The acclaimed playwright, author and teacher Tom Kilroy spoke about Lady Gregory’s skill in meeting the ambitions of WB Yeats who believed the Abbey Theatre must also reflect European drama. Gregory obliged by taking the plays by the French writer Moliere, and translating them into ‘Kiltartanese’, the colloquial language of country people. The plays were enormously popular with Dublin audiences. Kilroy, who has adapted plays of Chekhov, Ibsen and Pirandella is impressed by her skill. His London agent, Peggy Ramsey, gave him advice that he found useful: ‘Adaptation is a form of privileged conversation with the dead writer. It unlocks the mysteries of the play.’
“Lady Gregory,” he said, “had privileged conversations with Moliere.”
The author Christopher Fitz-Simon gave a very amusing account of various Big Houses in various manifestations of creativity, eccentricity and dullness. As a child he spent some time in Annaghmakerig, the Guthrie home in Co Monaghan. It is now an artist’s retreat, supported by the Arts Councils of both the North of Ireland, and Dublin. ‘The literature is now produced in abundance, as acknowledged by Anne Enright, Jennifer Johnston, Colm Toibin and many others - yet as a literary forcing -house Annaghmakerrig must be categorised as artificial. Coole, by contrast, was organic.’
“ I think that was Coole’s great achievement at the turn of the 20th century; how it attained its stature and reached its apotheosis naturally, without predisposition, without memoranda and articles of association. It just happened because of the character of the woman who was, for the time being, the lady of the house.”
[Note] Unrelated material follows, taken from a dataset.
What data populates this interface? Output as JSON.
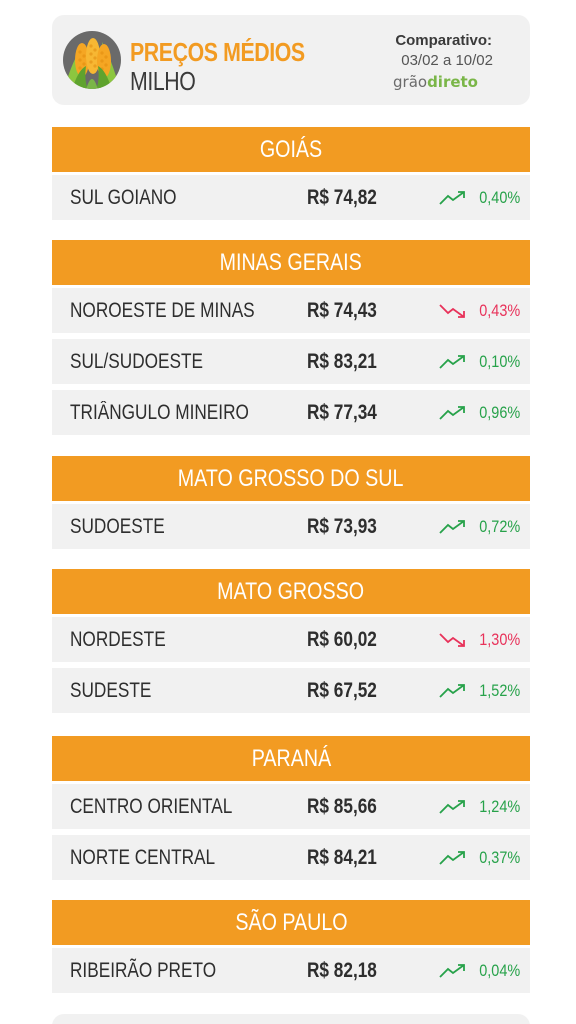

A highlight of the weekend was a guided visit to Tulira castle, Ardrahan, the former home of Edward Martyn. Martyn, a Catholic landlord (whose agent was shot at the gates of Coole ), was a friend of WB Yeats and Lady Gregory, with whom he founded the Irish Literary Theatre. He was also the first president of Sinn Féin, and a generous subscriber to Irish church art. He was involved in an unmerciful row when he shouted in the Kildare Street Club, that “ all Irishmen who join the English army ought to be flogged”. As many of the members were in the British armed forces, he was sued by the club. But trapped in his Dublin house during the 1916 Rising he was grateful when the same club sent him his meals.
His home, once a Burke tower house, has been magnificently restored by Rudd and Femmy Bolmeijer. A great effort has been made to source and buy the original furniture, table silver, and stained glass. The house and walled garden is stately but homely, and a credit to the Bolmeijers’ passion and dedication.